Bahá'ís know it is incumbent upon them "to consider without the least trace of passion and prejudice, and irrespective of any material consideration, the names of only those who can best combine the necessary qualities of unquestioned loyalty, of selfless devotion, of a well-trained mind, of recognized ability and mature experience…" Bahá'í Administration, p. 88
Those of us in the United States and other industrialized countries think nothing of planning and arranging large gatherings for the purpose of local, regional and national consultation and elections. We have wonderful tools which we take for granted: newspapers, mail, radio, television, telephones, email.
My first experience of what Bahá'í elections are like outside the urban United States was in Honduras. My son and I were visiting with friends living in San Pedro Sula. They had been asked to organize a district convention for Travesia, a small community about 40 miles away. Delegates elected at these local conventions would in turn, elect the National Spiritual Assembly of Honduras the following spring.
Not a trivial task, I learned. There was no mail service there, and most of the Bahá'ís did not read English or Spanish, anyway. Some did not even speak either of these languages, being descendents of escaped Caribbean slaves. Further, there were no addresses, telephones or street maps. One asked passersby where so and so lived, and was directed down the road, or path, to someone who might know.
So, to arrange for this meeting, we went out two weeks in advance of the date and rented the cement floored dance hall attached to a cafe/bar on the beach. It had lattice walls and was completely bare of furniture, but it did have a functioning restroom, and a good roof to protect attendees from both tropical sun and rains.
Lunch had to be negotiated and paid for in advance, so that the cafe owner had time to arrange a ride the fifteen miles into Puerto Cortez for supplies, not to mention have the money to buy food for 100. Chickens wandered about under the tables in the beachside cafe as we discussed the menu, (fruit juice, thick soup and bread) and there was a pig pen complete with large pig right next to the bathroom wall.
If there was time left after those negotiations, we walked around from house to house looking for the Baha'is to invite them. This was repeated the following week, and again the morning of convention, because finding everyone on just one pass wasn't likely.
There were many Bahá'ís living in the area, but I should explain that Travesia is a loose collection of tiny, semi-isolated, buildings, mostly built up on stilts above marsh grass, shaded by palm trees, and stretching ten or fifteen miles along behind the dunes of empty tropical beaches. No electricity or running water, unless you count the tides.
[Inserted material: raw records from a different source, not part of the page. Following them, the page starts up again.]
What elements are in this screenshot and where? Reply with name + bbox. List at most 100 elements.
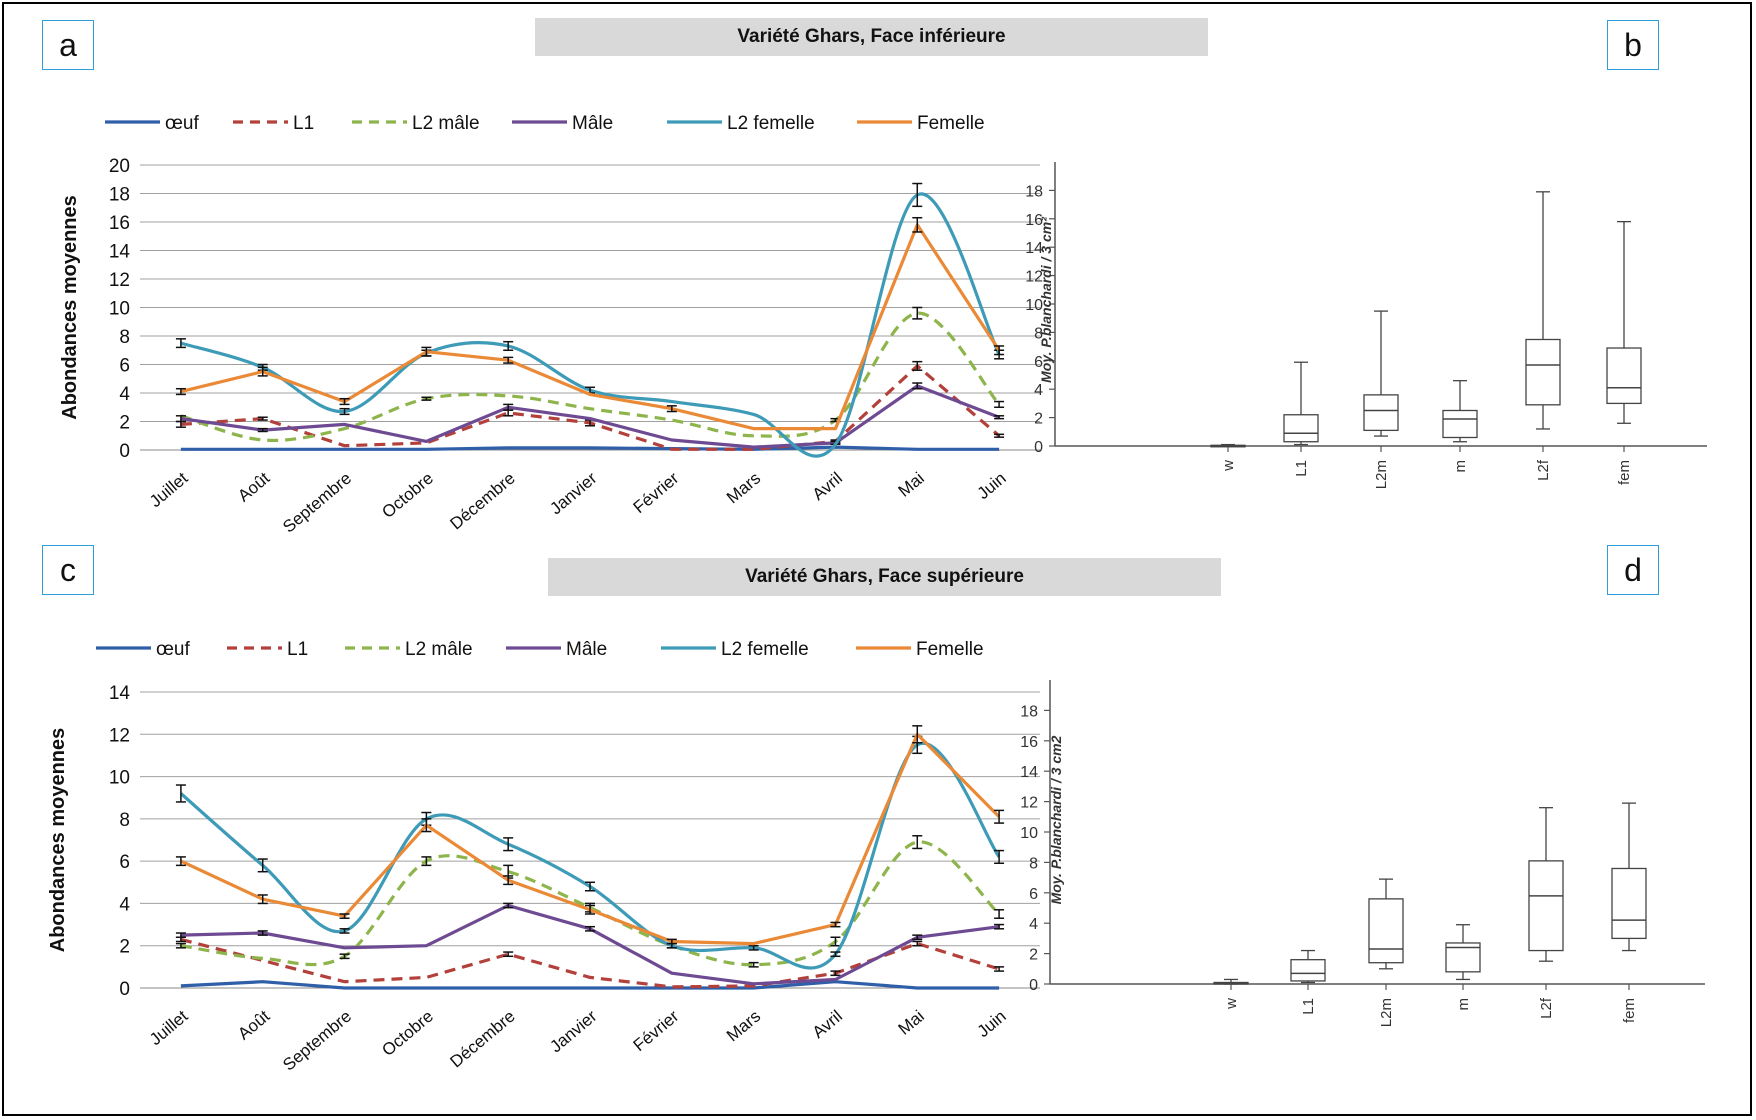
- series-line: [180, 192, 1001, 458]
- x-tick-label: L1: [1293, 460, 1310, 477]
- x-tick-label: Avril: [809, 469, 846, 505]
- box: [1606, 347, 1642, 405]
- panel-label-c: c: [42, 545, 94, 595]
- y-tick-label: 2: [1029, 947, 1038, 964]
- legend-label: œuf: [156, 639, 191, 660]
- legend-label: Femelle: [916, 639, 984, 660]
- y-tick-label: 4: [119, 894, 130, 915]
- x-tick-label: Octobre: [378, 469, 437, 522]
- y-tick-label: 14: [1020, 764, 1038, 781]
- series-line: [180, 384, 1000, 449]
- series-line: [180, 840, 1001, 967]
- y-tick-label: 2: [1034, 411, 1043, 428]
- legend-label: Femelle: [917, 113, 985, 134]
- x-tick-label: Février: [630, 468, 683, 517]
- box: [1611, 867, 1647, 940]
- x-tick-label: Mars: [723, 469, 764, 508]
- y-tick-label: 8: [1034, 325, 1043, 342]
- y-tick-label: 20: [109, 156, 130, 177]
- chart-title-a: Variété Ghars, Face inférieure: [535, 18, 1208, 56]
- panel-label-b: b: [1607, 20, 1659, 70]
- x-tick-label: L2m: [1373, 460, 1390, 489]
- legend-label: L2 mâle: [405, 639, 473, 660]
- box: [1368, 898, 1404, 964]
- y-tick-label: 10: [109, 768, 130, 789]
- y-tick-label: 16: [1025, 212, 1043, 229]
- x-tick-label: Juillet: [146, 1006, 192, 1049]
- y-tick-label: 18: [1020, 703, 1038, 720]
- x-tick-label: Octobre: [378, 1007, 437, 1060]
- x-tick-label: L2f: [1535, 459, 1552, 481]
- series-line: [180, 937, 1000, 989]
- y-tick-label: 6: [119, 852, 130, 873]
- series-line: [180, 223, 1001, 431]
- x-tick-label: Août: [234, 1006, 273, 1043]
- box: [1442, 409, 1478, 439]
- x-tick-label: Mai: [895, 469, 928, 501]
- y-axis-label: Abondances moyennes: [59, 195, 81, 420]
- y-tick-label: 10: [109, 299, 130, 320]
- legend-label: œuf: [165, 113, 200, 134]
- y-tick-label: 6: [1034, 354, 1043, 371]
- y-tick-label: 12: [109, 270, 130, 291]
- y-tick-label: 0: [119, 441, 130, 462]
- x-tick-label: Juin: [974, 1007, 1010, 1042]
- y-tick-label: 14: [109, 242, 131, 263]
- legend-label: L2 mâle: [412, 113, 480, 134]
- x-tick-label: Février: [630, 1006, 683, 1055]
- x-tick-label: Septembre: [279, 469, 355, 537]
- y-tick-label: 6: [119, 356, 130, 377]
- box: [1525, 338, 1561, 406]
- x-tick-label: Juillet: [146, 468, 192, 511]
- legend-label: L1: [287, 639, 308, 660]
- line-chart-c: 0 2 4 6 8 10 12 14 Juillet Août Septembre Octobre Dé…: [47, 639, 1040, 1075]
- x-tick-label: Juin: [974, 469, 1010, 504]
- legend-label: L2 femelle: [727, 113, 815, 134]
- y-tick-label: 0: [1029, 977, 1038, 994]
- boxplot-chart-b: 0 2 4 6 8 10 12 14 16 18 Moy. P.blanchardi / 3 cm²…: [1025, 162, 1707, 489]
- x-tick-label: fem: [1621, 998, 1638, 1023]
- y-tick-label: 18: [109, 185, 130, 206]
- y-axis-label: Abondances moyennes: [47, 728, 69, 953]
- y-tick-label: 12: [109, 725, 130, 746]
- box: [1528, 860, 1564, 952]
- series-line: [180, 445, 1000, 451]
- y-tick-label: 4: [1029, 916, 1038, 933]
- legend-label: Mâle: [572, 113, 613, 134]
- x-tick-label: w: [1220, 460, 1237, 472]
- box: [1290, 959, 1326, 982]
- panel-label-d: d: [1607, 545, 1659, 595]
- y-tick-label: 8: [119, 327, 130, 348]
- y-tick-label: 14: [1025, 240, 1043, 257]
- y-tick-label: 0: [1034, 439, 1043, 456]
- chart-title-c: Variété Ghars, Face supérieure: [548, 558, 1221, 596]
- x-tick-label: m: [1455, 998, 1472, 1011]
- box: [1363, 394, 1399, 432]
- x-tick-label: L2f: [1538, 997, 1555, 1019]
- y-tick-label: 14: [109, 683, 131, 704]
- x-tick-label: Mars: [723, 1007, 764, 1046]
- y-tick-label: 10: [1025, 297, 1043, 314]
- x-tick-label: m: [1452, 460, 1469, 473]
- legend-label: L1: [293, 113, 314, 134]
- y-tick-label: 16: [1020, 734, 1038, 751]
- x-tick-label: Août: [234, 468, 273, 505]
- series-line: [180, 980, 1000, 990]
- x-tick-label: L1: [1300, 998, 1317, 1015]
- y-tick-label: 16: [109, 213, 130, 234]
- y-tick-label: 2: [119, 413, 130, 434]
- boxplot-chart-d: 0 2 4 6 8 10 12 14 16 18 Moy. P.blanchardi / 3 cm2…: [1020, 680, 1705, 1027]
- y-tick-label: 0: [119, 979, 130, 1000]
- y-tick-label: 18: [1025, 183, 1043, 200]
- y-axis-label: Moy. P.blanchardi / 3 cm2: [1048, 735, 1064, 904]
- y-tick-label: 8: [1029, 855, 1038, 872]
- x-tick-label: Décembre: [446, 1007, 518, 1072]
- x-tick-label: Décembre: [446, 469, 518, 534]
- y-tick-label: 8: [119, 810, 130, 831]
- x-tick-label: Mai: [895, 1007, 928, 1039]
- y-tick-label: 6: [1029, 886, 1038, 903]
- x-tick-label: Janvier: [546, 1006, 600, 1056]
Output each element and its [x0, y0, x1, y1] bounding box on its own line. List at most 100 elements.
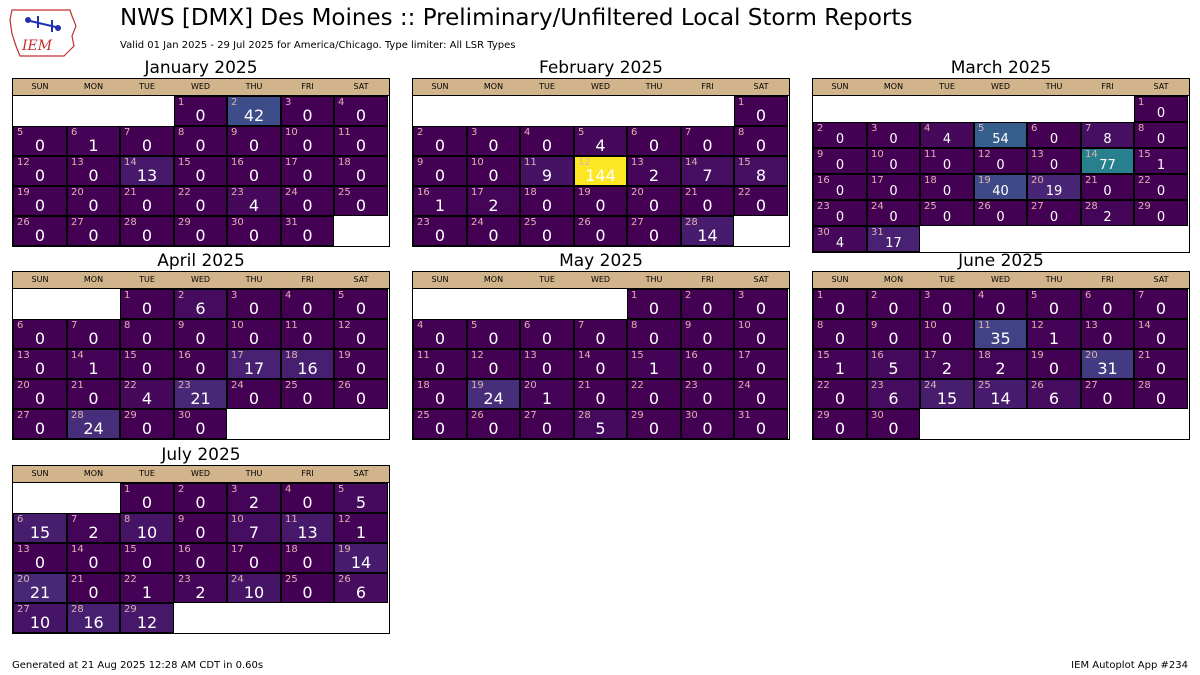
day-cell: 30 0 — [681, 409, 734, 439]
empty-cell — [13, 289, 67, 319]
day-number: 10 — [231, 514, 244, 525]
report-count: 0 — [595, 329, 606, 348]
day-number: 30 — [231, 217, 244, 228]
weekday-label: FRI — [701, 82, 714, 91]
report-count: 10 — [243, 583, 265, 602]
day-number: 15 — [124, 544, 137, 555]
day-cell: 19 40 — [974, 174, 1027, 200]
weekday-label: MON — [483, 275, 504, 284]
report-count: 5 — [888, 359, 899, 378]
report-count: 0 — [1102, 329, 1113, 348]
day-number: 12 — [338, 514, 351, 525]
weekday-label: SAT — [753, 82, 769, 91]
day-number: 1 — [178, 97, 185, 108]
day-cell: 16 0 — [227, 156, 281, 186]
report-count: 2 — [941, 359, 953, 378]
empty-cell — [120, 96, 174, 126]
empty-cell — [67, 289, 120, 319]
day-cell: 14 7 — [681, 156, 734, 186]
day-cell: 23 6 — [867, 379, 920, 409]
day-cell: 23 0 — [681, 379, 734, 409]
weekday-label: FRI — [301, 82, 314, 91]
week-row: 29 0 30 0 — [813, 409, 1189, 439]
day-number: 16 — [871, 350, 884, 361]
iem-logo: IEM — [9, 9, 77, 57]
day-number: 23 — [231, 187, 244, 198]
report-count: 0 — [488, 329, 499, 348]
day-number: 21 — [124, 187, 137, 198]
empty-cell — [974, 409, 1027, 439]
day-cell: 26 0 — [13, 216, 67, 246]
day-number: 27 — [524, 410, 537, 421]
day-number: 2 — [417, 127, 424, 138]
day-cell: 21 0 — [681, 186, 734, 216]
day-number: 29 — [1138, 201, 1151, 212]
report-count: 6 — [888, 389, 899, 408]
day-cell: 13 0 — [520, 349, 574, 379]
report-count: 0 — [302, 299, 313, 318]
week-row: 30 4 31 17 — [813, 226, 1189, 252]
day-cell: 14 0 — [1134, 319, 1188, 349]
weekday-label: SAT — [753, 275, 769, 284]
report-count: 0 — [434, 166, 446, 185]
day-cell: 14 13 — [120, 156, 174, 186]
day-number: 12 — [978, 149, 991, 160]
report-count: 0 — [995, 299, 1006, 318]
day-cell: 27 0 — [1027, 200, 1081, 226]
report-count: 0 — [248, 136, 260, 155]
report-count: 7 — [248, 523, 260, 542]
report-count: 1 — [141, 583, 153, 602]
report-count: 0 — [1155, 329, 1167, 348]
report-count: 0 — [888, 329, 899, 348]
day-cell: 25 14 — [974, 379, 1027, 409]
report-count: 0 — [1156, 210, 1166, 225]
week-row: 18 0 19 24 20 1 21 0 22 0 23 0 24 0 — [413, 379, 789, 409]
day-cell: 12 0 — [467, 349, 520, 379]
report-count: 0 — [141, 359, 153, 378]
day-number: 7 — [124, 127, 131, 138]
day-number: 1 — [738, 97, 745, 108]
day-number: 6 — [17, 320, 24, 331]
report-count: 0 — [889, 132, 898, 147]
day-number: 13 — [71, 157, 84, 168]
weekday-label: SUN — [831, 82, 849, 91]
calendar-grid: SUN MON TUE WED THU FRI SAT 1 0 2 0 3 0 4 4 5 54 6 0 7 8 8 0 9 0… — [812, 78, 1190, 253]
report-count: 17 — [243, 359, 265, 378]
report-count: 0 — [195, 226, 206, 245]
day-number: 11 — [924, 149, 937, 160]
page-subtitle: Valid 01 Jan 2025 - 29 Jul 2025 for Amer… — [120, 40, 516, 51]
weekday-label: SUN — [831, 275, 849, 284]
day-number: 19 — [578, 187, 591, 198]
day-cell: 30 0 — [867, 409, 920, 439]
month-title: April 2025 — [157, 251, 245, 271]
day-cell: 15 1 — [813, 349, 867, 379]
day-number: 27 — [1031, 201, 1044, 212]
day-cell: 15 0 — [120, 349, 174, 379]
day-cell: 10 0 — [227, 319, 281, 349]
day-number: 23 — [178, 574, 191, 585]
report-count: 10 — [29, 613, 51, 632]
empty-cell — [574, 289, 627, 319]
day-cell: 12 144 — [574, 156, 627, 186]
day-number: 15 — [817, 350, 830, 361]
report-count: 0 — [248, 166, 260, 185]
day-number: 30 — [178, 410, 191, 421]
day-number: 2 — [231, 97, 238, 108]
report-count: 14 — [350, 553, 372, 572]
empty-cell — [1081, 409, 1134, 439]
weekday-header: SUN MON TUE WED THU FRI SAT — [413, 79, 789, 96]
weekday-label: SUN — [31, 82, 49, 91]
weekday-label: WED — [590, 275, 611, 284]
day-number: 17 — [471, 187, 484, 198]
report-count: 1 — [541, 389, 553, 408]
report-count: 0 — [541, 329, 553, 348]
day-cell: 28 0 — [1134, 379, 1188, 409]
day-cell: 27 0 — [520, 409, 574, 439]
empty-cell — [1134, 226, 1188, 252]
day-number: 13 — [524, 350, 537, 361]
day-cell: 13 0 — [1081, 319, 1134, 349]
When the tide is out, this looks like paradise. But many of these houses are islands twice a day when the tide comes in, and all day if rains flood the paths that meander through the low spots. And there are poisonous snakes and other less attractive reasons for not wading in the water!
On the day of convention, it will take most of the morning for everyone to arrive. This will be pretty much in time for lunch, which is served with music and all the latest news, especially of their Bahá'í family around the country and the world. Only then can the business of convention begin -- provided the kids haven't let the pig out so that all the adults must join the chase to return it.
There will usually be only a couple hours for voting and consultation before people must begin leaving for home, depending upon the tides, and because finding one's way in the dark is difficult. Besides which, the cafe/bar owner wants to be able to serve beer and crank up the music for his customers just after sunset. Part of the rental agreement is that he not have the bar open while the Bahá'ís are there.
For most of the Bahá'ís in Travesia, this convention is one of the very few times of the year when they can gather together in a group larger than a dozen people and really feel a part of their Baha'i family world wide. Like rural Baha'is across the planet, they relish the chance to share the news of their far-flung brethren and participate in building a better world.
Needless to say, for some years after this experience, I didn't complain about how much trouble it was to arrange for meetings in Southern California!